Prince Charles did indeed propose to Diana in the nursery of Windsor Castle and they did indeed go their separate ways afterwards, so much so that she hardly knew the man she was to marry. He certainly did not know or understand her. But the difference was that he wanted to. He quickly realised this fragile and vulnerable child-woman needed looking after, not undermining, but the version depicted in The Crown shows none of this. The scene where Camilla Parker Bowles and Diana are seen having lunch together is depicted particularly cruelly as Camilla delights in scoring points over the insecure Diana, ensuring the younger woman would realise just how well she knew Charles.
The Crown is a masterpiece of television drama. The sets are beautiful, the costumes well-researched and the misty interiors of the various royal houses and castles convincing, even if the characters are not. Olivia Colman as the Queen is a splendid portrayal, but more of a frustrated headmistress than the Queen, who in reality is blessed with a sassy wit. Princess Anne played convincingly by Erin Doherty is spiteful and jealous with only the occasional flash of her father’s famous dry humour, which she has in bucketloads. The Queen Mother, played by Marion Bailey, fails to get a feel of the shrewd thoroughly influential matriarch she was. Helen Bonham Carter as Princess Margaret is transfixing as an odious, rude and disappointed woman. Her nostrils flare at the appropriate moments and despite her desire for more of a role, she never feels sorry for herself – or anyone else for that matter.
Emma Corrin as young Diana is brilliant and captures that mix of shy Di later to be replaced by a Diana fighting for her emotional life and becoming cunning, flirtatious Di.
The relationship between the Queen and Margaret Thatcher is a large part of series 4 and Gillian Anderson gives a convincing if over-the-top portrayal of Thatcher. The Queen admired her first female Prime Minister far more than depicted and there is no sign of Thatcher’s sense of humour or for that matter the Queen’s, only their well-publicised differences over sanctions for South Africa.

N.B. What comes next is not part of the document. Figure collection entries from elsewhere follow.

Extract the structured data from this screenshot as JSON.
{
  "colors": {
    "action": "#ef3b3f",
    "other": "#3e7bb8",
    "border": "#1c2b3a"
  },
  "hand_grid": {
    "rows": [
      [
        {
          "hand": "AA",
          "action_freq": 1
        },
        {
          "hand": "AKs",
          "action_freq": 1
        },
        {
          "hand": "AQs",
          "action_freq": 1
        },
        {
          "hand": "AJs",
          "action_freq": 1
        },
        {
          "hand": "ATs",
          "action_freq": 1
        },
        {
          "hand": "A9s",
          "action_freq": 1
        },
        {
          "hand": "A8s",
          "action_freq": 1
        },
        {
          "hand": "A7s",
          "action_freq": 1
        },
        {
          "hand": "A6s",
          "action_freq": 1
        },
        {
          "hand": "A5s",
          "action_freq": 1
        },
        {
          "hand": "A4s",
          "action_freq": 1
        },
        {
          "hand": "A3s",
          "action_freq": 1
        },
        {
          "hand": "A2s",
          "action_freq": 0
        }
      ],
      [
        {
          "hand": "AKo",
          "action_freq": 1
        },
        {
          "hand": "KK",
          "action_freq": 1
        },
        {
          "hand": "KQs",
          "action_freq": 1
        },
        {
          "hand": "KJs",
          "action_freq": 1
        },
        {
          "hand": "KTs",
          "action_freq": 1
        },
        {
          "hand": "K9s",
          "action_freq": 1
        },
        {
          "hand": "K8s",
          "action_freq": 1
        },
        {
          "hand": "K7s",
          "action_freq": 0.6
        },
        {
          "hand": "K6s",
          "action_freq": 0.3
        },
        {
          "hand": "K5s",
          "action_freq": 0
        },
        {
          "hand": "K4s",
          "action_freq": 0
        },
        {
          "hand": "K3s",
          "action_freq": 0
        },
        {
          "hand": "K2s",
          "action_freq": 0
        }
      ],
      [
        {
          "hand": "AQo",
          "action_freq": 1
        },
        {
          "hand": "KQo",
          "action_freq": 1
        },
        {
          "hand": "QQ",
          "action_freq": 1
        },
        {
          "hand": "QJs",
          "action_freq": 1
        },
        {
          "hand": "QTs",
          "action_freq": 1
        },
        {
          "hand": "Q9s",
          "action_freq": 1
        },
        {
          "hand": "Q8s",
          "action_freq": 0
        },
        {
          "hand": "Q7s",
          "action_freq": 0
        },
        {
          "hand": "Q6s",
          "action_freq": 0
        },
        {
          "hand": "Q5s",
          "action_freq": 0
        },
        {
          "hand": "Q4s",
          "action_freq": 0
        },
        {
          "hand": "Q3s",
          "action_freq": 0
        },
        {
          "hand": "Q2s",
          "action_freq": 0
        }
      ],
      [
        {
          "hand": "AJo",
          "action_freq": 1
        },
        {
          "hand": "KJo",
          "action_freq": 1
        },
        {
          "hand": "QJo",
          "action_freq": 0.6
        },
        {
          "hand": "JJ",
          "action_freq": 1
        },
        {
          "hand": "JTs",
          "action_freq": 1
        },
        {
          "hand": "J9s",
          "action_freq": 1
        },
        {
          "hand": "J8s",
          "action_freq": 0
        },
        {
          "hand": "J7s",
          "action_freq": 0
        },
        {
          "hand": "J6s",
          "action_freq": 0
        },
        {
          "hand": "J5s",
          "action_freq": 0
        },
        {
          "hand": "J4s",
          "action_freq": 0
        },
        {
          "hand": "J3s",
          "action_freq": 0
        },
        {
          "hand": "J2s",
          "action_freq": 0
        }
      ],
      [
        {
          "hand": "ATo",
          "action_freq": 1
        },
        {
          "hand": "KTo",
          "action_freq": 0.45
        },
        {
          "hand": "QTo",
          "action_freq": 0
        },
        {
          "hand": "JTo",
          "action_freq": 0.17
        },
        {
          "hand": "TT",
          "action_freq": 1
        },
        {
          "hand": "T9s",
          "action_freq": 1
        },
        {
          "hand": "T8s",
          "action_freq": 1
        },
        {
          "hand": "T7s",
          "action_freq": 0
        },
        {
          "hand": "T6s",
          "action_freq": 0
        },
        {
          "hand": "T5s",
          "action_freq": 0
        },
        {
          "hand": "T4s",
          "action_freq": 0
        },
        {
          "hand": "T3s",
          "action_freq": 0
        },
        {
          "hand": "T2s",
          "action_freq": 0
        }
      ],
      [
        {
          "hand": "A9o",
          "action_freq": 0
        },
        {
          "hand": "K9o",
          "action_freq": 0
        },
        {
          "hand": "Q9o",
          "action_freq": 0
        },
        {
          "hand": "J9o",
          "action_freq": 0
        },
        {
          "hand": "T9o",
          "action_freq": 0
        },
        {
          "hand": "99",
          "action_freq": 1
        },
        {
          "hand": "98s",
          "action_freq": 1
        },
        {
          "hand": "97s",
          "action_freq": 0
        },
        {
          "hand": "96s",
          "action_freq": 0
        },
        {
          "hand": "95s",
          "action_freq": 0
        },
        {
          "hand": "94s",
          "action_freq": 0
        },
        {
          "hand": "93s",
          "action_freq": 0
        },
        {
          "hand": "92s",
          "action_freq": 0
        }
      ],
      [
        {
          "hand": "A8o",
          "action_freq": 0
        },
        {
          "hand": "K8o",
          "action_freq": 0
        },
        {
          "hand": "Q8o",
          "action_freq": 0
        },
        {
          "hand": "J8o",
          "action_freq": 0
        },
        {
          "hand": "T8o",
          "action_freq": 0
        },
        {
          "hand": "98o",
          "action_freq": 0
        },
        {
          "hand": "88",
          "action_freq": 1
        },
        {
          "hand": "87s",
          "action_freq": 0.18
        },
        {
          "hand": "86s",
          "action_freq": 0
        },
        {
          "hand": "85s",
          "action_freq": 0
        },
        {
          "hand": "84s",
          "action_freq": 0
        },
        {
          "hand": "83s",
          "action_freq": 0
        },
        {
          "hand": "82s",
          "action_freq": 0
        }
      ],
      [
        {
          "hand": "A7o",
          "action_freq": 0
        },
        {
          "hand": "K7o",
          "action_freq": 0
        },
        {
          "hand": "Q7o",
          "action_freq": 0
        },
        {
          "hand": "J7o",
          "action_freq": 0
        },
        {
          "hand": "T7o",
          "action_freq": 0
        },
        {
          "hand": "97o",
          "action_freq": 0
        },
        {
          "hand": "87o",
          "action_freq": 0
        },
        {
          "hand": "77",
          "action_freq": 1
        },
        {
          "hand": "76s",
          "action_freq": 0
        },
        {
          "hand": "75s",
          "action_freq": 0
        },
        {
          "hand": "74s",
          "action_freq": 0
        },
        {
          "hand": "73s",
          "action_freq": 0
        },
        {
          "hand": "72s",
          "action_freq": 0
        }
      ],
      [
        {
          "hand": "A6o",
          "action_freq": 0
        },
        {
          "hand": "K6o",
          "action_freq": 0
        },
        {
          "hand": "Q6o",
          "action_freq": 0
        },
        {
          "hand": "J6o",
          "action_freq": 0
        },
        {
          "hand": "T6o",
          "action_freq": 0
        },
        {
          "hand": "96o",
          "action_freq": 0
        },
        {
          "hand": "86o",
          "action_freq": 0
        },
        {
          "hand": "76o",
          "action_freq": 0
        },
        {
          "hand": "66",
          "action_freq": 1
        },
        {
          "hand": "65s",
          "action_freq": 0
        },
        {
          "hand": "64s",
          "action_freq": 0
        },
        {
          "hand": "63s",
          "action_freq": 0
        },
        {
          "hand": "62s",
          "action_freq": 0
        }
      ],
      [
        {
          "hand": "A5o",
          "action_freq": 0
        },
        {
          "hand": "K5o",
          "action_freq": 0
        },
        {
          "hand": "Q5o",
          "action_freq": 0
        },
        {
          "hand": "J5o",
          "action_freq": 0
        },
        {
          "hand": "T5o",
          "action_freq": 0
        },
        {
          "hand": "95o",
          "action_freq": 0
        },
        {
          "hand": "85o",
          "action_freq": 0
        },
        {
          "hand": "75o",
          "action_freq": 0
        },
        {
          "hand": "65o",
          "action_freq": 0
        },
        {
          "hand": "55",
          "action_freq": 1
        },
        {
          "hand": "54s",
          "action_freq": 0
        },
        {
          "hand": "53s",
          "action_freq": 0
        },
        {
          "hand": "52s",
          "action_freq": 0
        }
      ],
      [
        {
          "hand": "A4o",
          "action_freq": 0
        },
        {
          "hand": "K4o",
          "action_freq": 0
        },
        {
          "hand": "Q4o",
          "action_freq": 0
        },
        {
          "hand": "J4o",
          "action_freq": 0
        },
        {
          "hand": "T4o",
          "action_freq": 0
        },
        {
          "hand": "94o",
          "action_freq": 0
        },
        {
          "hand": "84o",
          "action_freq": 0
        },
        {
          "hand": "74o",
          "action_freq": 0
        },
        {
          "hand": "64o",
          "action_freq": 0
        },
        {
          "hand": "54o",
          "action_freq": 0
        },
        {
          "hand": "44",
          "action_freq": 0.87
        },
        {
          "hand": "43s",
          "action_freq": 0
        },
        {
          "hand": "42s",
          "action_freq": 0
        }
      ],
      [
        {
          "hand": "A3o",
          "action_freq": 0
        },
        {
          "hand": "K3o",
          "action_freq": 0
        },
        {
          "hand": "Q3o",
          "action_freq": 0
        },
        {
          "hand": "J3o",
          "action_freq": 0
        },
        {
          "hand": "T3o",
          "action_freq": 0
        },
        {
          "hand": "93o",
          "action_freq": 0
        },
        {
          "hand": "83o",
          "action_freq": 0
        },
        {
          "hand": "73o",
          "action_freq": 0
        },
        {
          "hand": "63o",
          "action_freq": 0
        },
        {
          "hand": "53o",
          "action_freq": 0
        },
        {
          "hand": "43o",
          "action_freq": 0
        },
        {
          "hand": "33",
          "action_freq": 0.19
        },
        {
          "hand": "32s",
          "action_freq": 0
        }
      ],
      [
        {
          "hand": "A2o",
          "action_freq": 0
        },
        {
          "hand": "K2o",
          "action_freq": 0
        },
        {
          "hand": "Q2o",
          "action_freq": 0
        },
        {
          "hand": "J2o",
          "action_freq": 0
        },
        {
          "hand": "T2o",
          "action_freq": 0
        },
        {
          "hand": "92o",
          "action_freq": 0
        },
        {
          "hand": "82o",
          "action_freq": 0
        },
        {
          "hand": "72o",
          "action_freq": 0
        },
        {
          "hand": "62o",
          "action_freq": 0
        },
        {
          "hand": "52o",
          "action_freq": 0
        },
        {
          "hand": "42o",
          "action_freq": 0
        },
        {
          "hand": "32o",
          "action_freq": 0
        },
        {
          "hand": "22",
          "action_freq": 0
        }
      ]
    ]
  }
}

Josh O’Connor’s hunched portrayal of Charles ignores the quick witted and warm parts of his character and instead concentrates on his Eeyore like misery, which becomes increasingly irritating. Prince Philip spends most of the series wandering about in a cardigan and plonking himself on the nearest sofa without a flash of warmth towards his beleaguered wife, even after she had to cope with intruder Michael Fagan breaking into her Buckingham Palace bedroom when he was out of town.
There are some light hearted moments between the Prince and Princess of Wales, notably them whirling expertly around the dance floor in Australia and Diana playing with her boys in the Highgrove swimming pool, but they are too few and far too much of Charles whinging to Camilla on the telephone. What we see is the Diana version of events rather than the rounded picture. Instead of trying to recreate history, The Crown has re-written history. It is not half as good as the real thing.